Biotech and health companies form a key part of the ASX and are focused on developing the next generation of medicine and pharmaceuticals. These businesses may range from early stage developers seeking to validate their discovery, through to large multi-nationals with a portfolio of proven therapies and products.
For many early stage or pre-clinical biotech/health companies, investor capital would go towards preliminary studies around safety, synthesis among other ex vitro tests. The goal here is to provide all the necessary data and information to support an eventual clinical trial.
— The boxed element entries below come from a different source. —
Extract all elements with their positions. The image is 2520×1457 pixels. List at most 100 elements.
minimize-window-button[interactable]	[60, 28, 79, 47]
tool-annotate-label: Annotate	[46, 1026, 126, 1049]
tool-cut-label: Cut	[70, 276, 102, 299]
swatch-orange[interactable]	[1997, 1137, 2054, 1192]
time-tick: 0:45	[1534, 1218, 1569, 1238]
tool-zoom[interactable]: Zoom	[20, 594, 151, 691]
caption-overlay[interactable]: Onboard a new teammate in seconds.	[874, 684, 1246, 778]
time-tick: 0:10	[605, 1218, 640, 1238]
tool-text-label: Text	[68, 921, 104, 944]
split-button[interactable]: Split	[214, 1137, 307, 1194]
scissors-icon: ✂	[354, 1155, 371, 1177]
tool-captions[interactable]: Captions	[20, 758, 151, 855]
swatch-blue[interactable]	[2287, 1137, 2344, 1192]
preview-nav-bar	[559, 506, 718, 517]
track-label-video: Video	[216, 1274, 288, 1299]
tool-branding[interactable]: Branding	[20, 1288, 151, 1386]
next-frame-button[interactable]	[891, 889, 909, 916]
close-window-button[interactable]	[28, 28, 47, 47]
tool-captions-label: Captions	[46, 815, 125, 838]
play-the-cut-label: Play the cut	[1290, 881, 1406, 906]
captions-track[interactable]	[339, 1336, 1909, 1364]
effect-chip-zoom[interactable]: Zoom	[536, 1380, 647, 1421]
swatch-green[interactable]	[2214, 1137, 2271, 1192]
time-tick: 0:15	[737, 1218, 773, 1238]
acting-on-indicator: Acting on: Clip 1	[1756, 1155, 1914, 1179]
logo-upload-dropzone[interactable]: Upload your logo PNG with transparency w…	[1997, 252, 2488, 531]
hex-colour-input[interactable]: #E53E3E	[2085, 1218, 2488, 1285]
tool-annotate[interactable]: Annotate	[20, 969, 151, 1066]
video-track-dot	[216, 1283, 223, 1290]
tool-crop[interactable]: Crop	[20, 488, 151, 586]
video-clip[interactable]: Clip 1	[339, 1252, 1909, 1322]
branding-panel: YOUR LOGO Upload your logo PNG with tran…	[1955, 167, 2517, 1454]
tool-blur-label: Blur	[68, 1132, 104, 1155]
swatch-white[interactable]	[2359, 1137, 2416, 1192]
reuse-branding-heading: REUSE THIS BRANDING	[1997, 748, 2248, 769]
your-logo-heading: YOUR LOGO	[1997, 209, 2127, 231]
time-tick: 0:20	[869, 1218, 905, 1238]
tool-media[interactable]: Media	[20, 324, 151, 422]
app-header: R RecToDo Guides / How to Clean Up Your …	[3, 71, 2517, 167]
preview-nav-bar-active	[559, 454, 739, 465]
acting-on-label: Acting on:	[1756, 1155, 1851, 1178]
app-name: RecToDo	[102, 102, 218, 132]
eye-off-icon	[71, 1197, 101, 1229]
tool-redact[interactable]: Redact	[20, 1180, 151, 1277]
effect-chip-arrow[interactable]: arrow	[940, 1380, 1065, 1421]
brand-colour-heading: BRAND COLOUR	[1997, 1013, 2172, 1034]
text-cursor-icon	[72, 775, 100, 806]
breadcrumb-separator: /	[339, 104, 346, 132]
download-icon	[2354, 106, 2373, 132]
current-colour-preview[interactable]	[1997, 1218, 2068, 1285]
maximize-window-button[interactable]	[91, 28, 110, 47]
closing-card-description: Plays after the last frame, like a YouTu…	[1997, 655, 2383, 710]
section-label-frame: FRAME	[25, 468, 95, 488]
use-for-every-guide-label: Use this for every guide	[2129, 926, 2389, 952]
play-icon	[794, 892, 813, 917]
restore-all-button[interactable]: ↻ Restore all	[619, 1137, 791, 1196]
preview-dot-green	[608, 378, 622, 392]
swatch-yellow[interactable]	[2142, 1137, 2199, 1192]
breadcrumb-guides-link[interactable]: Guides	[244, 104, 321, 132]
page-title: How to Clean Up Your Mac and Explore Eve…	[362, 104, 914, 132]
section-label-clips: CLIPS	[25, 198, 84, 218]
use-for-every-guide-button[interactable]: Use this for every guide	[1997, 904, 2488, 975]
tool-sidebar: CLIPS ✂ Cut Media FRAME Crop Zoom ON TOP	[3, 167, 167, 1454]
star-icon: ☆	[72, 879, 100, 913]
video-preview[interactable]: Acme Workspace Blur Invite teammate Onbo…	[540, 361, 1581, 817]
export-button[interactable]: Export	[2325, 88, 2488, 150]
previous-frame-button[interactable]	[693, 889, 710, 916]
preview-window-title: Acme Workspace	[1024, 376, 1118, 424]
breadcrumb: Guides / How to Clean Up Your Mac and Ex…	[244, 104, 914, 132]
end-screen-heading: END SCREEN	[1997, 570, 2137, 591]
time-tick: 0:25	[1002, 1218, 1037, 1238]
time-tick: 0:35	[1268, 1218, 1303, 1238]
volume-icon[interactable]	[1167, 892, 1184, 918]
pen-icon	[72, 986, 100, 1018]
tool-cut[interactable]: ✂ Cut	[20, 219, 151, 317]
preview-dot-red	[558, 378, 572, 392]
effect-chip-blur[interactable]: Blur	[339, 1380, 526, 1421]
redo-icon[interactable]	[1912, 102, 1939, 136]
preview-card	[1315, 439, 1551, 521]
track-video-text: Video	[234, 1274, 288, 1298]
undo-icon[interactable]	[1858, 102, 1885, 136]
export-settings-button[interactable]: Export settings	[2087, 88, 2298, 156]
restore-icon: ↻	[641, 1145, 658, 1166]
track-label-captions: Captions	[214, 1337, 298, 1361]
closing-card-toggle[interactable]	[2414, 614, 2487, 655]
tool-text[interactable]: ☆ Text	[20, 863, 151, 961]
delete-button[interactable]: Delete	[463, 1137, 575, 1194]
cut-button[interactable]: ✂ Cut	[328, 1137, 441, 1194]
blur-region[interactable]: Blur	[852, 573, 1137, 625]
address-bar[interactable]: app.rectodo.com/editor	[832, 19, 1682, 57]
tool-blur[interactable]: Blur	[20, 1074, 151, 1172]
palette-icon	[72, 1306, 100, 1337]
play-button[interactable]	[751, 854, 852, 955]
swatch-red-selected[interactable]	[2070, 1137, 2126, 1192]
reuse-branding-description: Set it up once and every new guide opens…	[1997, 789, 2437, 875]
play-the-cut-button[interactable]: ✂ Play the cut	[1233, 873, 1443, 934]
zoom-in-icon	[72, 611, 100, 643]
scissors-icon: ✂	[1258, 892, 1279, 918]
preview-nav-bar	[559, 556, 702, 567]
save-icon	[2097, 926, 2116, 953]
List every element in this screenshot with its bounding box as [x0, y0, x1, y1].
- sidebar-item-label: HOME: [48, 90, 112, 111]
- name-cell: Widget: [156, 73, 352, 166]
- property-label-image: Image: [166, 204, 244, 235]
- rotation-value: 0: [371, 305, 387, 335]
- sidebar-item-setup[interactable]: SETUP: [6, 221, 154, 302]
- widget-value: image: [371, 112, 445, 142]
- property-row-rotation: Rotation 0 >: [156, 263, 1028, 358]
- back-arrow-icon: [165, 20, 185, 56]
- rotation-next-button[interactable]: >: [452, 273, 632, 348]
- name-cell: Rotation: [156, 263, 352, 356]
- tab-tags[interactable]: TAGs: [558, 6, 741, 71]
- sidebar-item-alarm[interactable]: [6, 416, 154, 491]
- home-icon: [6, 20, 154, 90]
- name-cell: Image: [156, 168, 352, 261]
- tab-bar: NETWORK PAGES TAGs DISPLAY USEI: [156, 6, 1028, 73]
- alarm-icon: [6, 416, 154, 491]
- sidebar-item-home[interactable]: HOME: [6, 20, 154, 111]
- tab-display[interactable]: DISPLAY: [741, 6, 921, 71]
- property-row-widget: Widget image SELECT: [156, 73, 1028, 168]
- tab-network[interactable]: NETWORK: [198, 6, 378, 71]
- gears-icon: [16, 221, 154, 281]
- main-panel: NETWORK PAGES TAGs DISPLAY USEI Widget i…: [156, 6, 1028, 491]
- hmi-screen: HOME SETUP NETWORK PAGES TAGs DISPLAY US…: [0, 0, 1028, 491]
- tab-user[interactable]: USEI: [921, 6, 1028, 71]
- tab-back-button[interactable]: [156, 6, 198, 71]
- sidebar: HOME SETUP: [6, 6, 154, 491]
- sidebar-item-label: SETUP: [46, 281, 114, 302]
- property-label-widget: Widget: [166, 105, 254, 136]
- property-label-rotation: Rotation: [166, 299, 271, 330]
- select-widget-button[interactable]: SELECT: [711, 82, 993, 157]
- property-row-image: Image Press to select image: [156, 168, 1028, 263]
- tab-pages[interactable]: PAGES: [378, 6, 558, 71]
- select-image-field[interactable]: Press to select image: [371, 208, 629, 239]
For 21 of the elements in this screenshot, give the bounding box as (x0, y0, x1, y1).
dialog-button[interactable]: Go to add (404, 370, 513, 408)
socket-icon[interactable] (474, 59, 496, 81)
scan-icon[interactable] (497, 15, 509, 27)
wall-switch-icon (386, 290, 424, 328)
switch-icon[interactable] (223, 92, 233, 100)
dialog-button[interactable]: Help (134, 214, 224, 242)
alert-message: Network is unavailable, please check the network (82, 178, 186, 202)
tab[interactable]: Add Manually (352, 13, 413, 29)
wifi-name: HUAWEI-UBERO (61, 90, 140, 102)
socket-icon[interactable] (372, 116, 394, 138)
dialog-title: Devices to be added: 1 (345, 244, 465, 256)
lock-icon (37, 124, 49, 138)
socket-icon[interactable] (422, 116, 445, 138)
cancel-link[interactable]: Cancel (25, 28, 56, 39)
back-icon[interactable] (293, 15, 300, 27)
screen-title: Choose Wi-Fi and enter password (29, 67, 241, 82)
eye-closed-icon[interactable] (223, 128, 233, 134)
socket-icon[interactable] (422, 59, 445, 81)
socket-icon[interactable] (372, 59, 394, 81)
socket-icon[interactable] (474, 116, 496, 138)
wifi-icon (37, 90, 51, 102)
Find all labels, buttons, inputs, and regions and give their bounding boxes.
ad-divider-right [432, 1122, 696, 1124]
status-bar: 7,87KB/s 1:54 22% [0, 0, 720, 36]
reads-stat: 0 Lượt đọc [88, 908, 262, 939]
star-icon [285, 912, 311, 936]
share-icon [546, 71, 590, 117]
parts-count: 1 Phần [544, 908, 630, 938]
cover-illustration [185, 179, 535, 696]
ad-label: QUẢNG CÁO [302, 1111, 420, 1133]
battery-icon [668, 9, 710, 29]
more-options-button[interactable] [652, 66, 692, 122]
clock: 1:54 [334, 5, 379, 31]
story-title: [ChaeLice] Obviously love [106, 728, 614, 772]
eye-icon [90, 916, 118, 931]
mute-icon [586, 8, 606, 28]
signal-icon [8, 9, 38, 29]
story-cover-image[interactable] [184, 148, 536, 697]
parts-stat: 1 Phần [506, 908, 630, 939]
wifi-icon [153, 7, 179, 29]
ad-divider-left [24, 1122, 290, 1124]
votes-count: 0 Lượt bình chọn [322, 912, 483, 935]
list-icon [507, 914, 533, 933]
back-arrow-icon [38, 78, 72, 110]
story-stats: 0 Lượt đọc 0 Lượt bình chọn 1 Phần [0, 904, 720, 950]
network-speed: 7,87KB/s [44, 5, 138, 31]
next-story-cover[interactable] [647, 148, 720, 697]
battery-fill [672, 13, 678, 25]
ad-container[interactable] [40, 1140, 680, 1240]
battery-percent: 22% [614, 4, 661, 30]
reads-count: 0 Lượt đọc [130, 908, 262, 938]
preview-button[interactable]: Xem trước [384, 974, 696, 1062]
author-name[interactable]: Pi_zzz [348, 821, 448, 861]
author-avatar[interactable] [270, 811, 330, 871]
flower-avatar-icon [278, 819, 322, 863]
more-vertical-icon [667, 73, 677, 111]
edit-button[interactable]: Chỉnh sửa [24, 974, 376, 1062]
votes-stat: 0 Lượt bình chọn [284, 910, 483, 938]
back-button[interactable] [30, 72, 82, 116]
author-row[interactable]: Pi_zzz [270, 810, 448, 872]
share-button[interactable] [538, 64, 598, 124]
Once a company has an adequate level of confidence and data for their drug candidate, they may choose to advance to clinical trials. These clinical trials typically consist of 3 phases, each increasing in regulatory, safety, and technical requirements. These may involve both human, and non-human test subjects and can take last several years to complete. This is commonly the riskiest part of the biotech development cycle, but successful results may lead to favorable corporate activity.
Following the onset of the COVID-19 pandemic in 2020, there has been substantial interest in developing related treatments and vaccines. This has seen a substantial number of companies either develop new drugs or re-purpose existing treatments for potential coronavirus applications.
When a company successfully trails their product, they will then move to seek regulatory approval and ultimately marketing. This completes the company’s transition to a revenue generating business. At this step, the company may choose to conduct post-marketing surveillance, commonly known as stage 4 trails to monitor for long term effects.